ROSE v. SUBWAY TERMINAL CORPORATION.
This is an appeal by plaintiff from a judgment of dismissal entered by the trial court upon the ground of want of prosecution.
Plaintiff had demanded a jury, and the trial before a jury proceeded during the first day. It was regularly continued to 10 o'clock of the morning of the following day. Plaintiff was advised by his counsel on the first day of the trial that it would be necessary for him to deposit $31.50 in cash with the clerk in payment of jury fees at the beginning of the trial on the second day. Plaintiff failed to produce these jury fees, but requested that the clerk accept his check for the amount. The clerk refused to do so but apparently agreed that he would accept said check if any one of the three attorneys then representing plaintiff would indorse said check. The record shows that each of said attorneys refused to make such indorsement. The trial court granted a recess until 10:30 a. m. in order to permit plaintiff to produce the necessary fees. He failed to obtain the money and a second recess was taken to give plaintiff a further opportunity. Shortly after 11 o'clock the case was again called and counsel for plaintiff stated: “In this matter we are not ready to proceed, by reason of the fact that our client has not produced the jury fee for this morning.” Some discussion followed in which counsel for plaintiff stated that he and his associates had refused to indorse their client's check; that they had told him to send for the money but that the necessary amount had not been produced. He further stated: “So for that reason we are not ready to pay the jury fees at this time.” Thereupon counsel for defendant moved for a dismissal for want of prosecution. The court indicated its view that there was nothing to do but grant the motion. After certain further discussion the motion was granted. No suggestion or request was made at any time that the jury be dismissed and the cause be tried by the court. Plaintiff's counsel made nothing more than a feeble suggestion that the jury fees might be produced if further time was granted.
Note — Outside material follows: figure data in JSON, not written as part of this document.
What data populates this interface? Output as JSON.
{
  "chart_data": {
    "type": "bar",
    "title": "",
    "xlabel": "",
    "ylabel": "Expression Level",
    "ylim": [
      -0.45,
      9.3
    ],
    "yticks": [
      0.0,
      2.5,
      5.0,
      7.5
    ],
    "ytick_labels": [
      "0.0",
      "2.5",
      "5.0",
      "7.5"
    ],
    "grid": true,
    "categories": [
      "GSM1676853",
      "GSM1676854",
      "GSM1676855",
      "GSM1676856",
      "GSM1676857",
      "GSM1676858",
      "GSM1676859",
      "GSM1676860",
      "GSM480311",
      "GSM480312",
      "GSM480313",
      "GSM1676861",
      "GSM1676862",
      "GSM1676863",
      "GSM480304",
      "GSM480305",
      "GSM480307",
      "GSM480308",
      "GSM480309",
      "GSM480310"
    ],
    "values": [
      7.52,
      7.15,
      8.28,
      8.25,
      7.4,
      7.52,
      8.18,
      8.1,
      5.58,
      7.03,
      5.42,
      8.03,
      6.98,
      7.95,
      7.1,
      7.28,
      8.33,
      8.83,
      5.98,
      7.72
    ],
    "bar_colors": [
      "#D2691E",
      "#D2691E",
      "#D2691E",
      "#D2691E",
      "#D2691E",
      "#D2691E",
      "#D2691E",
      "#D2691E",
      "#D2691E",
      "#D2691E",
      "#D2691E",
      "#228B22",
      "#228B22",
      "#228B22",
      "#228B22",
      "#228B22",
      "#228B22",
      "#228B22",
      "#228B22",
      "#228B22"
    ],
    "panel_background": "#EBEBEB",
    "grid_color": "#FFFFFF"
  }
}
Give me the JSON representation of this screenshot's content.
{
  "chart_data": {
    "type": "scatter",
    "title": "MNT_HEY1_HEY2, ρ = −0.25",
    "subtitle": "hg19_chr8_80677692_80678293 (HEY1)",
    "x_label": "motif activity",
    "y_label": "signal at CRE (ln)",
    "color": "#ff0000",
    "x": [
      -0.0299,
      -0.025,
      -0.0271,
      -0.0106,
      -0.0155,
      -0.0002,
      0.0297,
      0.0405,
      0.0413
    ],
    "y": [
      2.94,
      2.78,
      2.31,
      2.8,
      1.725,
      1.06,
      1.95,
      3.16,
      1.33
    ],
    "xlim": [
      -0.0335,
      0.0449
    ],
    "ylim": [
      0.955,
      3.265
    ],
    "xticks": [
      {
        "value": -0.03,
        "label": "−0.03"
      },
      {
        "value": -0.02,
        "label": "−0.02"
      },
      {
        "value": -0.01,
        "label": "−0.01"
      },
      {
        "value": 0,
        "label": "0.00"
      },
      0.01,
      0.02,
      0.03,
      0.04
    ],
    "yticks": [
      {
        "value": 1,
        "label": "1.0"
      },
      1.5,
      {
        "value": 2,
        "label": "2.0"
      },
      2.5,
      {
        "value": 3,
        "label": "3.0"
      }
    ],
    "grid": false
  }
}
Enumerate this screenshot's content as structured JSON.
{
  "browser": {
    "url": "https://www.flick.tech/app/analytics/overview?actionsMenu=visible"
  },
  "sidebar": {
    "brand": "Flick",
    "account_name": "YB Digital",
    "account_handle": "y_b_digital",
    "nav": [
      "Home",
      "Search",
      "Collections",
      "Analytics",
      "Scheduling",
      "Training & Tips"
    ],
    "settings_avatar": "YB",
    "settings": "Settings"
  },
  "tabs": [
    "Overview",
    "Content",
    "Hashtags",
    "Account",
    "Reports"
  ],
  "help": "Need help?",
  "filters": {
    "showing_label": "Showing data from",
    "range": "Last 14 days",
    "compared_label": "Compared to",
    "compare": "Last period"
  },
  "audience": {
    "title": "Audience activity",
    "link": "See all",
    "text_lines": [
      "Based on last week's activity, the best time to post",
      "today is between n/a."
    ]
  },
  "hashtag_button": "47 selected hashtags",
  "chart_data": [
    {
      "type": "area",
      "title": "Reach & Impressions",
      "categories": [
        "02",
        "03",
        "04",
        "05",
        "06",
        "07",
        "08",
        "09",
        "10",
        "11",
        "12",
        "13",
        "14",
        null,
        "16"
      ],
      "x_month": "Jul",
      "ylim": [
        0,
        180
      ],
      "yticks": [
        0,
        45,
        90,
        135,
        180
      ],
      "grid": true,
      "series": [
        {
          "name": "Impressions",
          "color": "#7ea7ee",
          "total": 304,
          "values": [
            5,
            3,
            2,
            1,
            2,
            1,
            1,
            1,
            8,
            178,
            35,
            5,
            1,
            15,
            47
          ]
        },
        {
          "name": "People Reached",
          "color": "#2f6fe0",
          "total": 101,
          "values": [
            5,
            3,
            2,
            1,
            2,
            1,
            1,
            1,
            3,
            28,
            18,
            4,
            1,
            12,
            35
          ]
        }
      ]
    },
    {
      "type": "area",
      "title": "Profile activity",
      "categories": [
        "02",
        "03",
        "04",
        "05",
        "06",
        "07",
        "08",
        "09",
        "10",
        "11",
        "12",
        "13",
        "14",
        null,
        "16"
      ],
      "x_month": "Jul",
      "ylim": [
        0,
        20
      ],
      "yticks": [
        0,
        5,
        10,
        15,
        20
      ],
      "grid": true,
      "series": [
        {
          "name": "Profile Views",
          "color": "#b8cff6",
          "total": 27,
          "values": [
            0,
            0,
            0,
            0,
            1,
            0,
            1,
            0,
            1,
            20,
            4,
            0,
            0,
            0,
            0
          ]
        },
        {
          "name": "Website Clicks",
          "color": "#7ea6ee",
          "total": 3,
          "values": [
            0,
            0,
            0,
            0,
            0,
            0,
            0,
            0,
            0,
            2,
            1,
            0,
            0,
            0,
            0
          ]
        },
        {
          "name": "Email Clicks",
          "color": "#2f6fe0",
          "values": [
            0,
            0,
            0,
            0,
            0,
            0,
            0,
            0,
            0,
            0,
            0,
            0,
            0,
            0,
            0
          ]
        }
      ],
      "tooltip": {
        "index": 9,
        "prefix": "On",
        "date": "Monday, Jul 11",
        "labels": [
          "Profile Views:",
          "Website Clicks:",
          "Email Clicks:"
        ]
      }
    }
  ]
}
Appellant concedes that a trial court has inherent power to dismiss an action upon the ground that it has not been diligently prosecuted and further concedes that the question of diligent prosecution is one largely committed to the discretion of the trial court. Raggio v. Southern Pacific Company, 181 Cal. 472, 475, 185 P. 171; 9 Cal. Jur. 526. He seems to take the position, however, that the trial court abused its discretion in the present case in dismissing the action rather than dismissing the jury and setting the cause down for a trial by the court without a jury. In our opinion it cannot be said that the trial court abused its discretion in dismissing the action. A jury had been demanded by plaintiff and he was insisting upon a jury trial without paying the jury fees required by law and without making any request for a trial by the court. As a matter of law he had waived his right to a trial by jury by a failure to deposit the jury fees at the time specified (Code Civ. Proc. § 631, subd. 7), and the delay resulting from the granting of his requests for time within which to produce the fees obstructed the orderly and expeditious handling of the business of the court. If appellant had desired to have the jury dismissed and the cause set for trial before the court sitting without a jury, he should have made such request. The trial court might well have granted such request upon condition that appellant pay the jury fees incurred for the second day of trial before the time set for the trial by the court. In the absence of such request we believe that the trial court properly dismissed the action.
The judgment is affirmed.
We concur: NOURSE, P. J.; STURTEVANT, J.